Trapped Chile miners join bicentenary festivities
The 33 Chilean miners trapped for more than a month underground have joined their compatriots across Chile in singing the national anthem to mark the 200th anniversary of independence.
President Sebastian Pinera sang the anthem with key officials and ex-presidents at the same time in the Plaza de Armas in the capital Santiago.
Family members at the San Jose mine hoisted a flag signed by the miners.
A drill hole has reached the men, who could be freed in early November.
They were trapped when the main access tunnel to the San Jose copper and gold mine near Copiapo collapsed on 5 August.
There were emotional scenes at the pithead as the family members raised the signed flag, on the 46th day of the miners' confinement. Relatives set up Camp Hope at the pithead when the men were found alive, 12 days after the collapse.
President Pinera is expected to visit the mine on Sunday.
The national hymn was sung at midday on Saturday in plazas across the country.

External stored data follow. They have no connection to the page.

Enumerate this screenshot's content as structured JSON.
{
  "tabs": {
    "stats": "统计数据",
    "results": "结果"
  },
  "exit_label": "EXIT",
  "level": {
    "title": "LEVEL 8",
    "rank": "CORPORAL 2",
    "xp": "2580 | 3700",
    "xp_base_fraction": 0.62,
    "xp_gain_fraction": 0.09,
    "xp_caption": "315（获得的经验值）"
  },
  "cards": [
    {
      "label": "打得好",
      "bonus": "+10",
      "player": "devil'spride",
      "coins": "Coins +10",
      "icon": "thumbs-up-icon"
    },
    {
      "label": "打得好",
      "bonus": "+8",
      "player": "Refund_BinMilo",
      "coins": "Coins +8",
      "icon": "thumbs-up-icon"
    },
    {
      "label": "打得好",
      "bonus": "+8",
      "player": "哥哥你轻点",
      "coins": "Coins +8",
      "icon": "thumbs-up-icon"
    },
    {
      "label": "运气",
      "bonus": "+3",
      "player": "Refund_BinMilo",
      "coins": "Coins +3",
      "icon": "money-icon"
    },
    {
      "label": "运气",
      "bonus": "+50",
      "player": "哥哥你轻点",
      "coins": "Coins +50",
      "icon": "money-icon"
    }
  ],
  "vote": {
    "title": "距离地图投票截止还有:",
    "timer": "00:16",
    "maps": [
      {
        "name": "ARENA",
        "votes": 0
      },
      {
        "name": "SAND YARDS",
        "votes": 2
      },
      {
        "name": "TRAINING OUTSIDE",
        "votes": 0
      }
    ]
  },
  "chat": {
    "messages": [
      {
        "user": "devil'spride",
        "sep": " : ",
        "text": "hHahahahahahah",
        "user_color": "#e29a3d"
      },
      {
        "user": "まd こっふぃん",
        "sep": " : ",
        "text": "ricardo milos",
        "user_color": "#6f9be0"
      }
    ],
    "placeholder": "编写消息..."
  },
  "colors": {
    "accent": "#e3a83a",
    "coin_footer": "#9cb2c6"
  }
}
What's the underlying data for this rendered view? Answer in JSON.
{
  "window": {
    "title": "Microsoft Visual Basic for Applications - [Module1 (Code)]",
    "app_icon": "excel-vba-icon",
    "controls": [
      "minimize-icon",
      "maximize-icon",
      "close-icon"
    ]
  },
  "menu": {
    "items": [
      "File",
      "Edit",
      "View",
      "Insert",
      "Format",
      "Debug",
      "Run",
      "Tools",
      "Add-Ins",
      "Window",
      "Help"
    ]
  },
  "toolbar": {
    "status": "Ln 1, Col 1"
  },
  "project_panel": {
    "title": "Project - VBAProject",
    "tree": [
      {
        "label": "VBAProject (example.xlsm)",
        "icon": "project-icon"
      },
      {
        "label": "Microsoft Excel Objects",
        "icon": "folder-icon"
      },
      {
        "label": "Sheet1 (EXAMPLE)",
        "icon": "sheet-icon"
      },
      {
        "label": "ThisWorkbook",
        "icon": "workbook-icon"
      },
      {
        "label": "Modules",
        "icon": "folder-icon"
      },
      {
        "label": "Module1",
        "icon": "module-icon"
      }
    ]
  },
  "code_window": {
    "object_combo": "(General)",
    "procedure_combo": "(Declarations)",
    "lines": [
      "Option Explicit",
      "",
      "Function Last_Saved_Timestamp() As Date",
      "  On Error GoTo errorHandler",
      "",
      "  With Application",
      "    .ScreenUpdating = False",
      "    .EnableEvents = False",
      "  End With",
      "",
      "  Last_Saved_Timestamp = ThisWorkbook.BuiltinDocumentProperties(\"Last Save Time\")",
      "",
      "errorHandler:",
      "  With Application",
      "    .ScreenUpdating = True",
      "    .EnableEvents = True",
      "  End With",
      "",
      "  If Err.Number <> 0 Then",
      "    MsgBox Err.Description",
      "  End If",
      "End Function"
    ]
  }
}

Mr Pinera was joined in Santiago by ex-presidents Michelle Bachelet and Ricardo Lagos, among others.
On Friday it was announced that a 30cm (12in) bore hole had reached the miners.
But it will take weeks for the 630m (2,060ft) deep hole to be redrilled to sufficient width to allow the miners to be pulled out.
Video footage made by the miners and released by the government on Friday showed scenes of jubilation as the drill broke through, showering the chamber with water and rock.
The miners hugged each other, shouting "Viva Chile!" and posed for the camera with broad smiles.
The 32 Chileans and one Bolivian have survived longer than any other group trapped underground.
Three bore holes have already reached the men to supply them with food, water and medicine.
There are three separate rescue drilling attempts under way.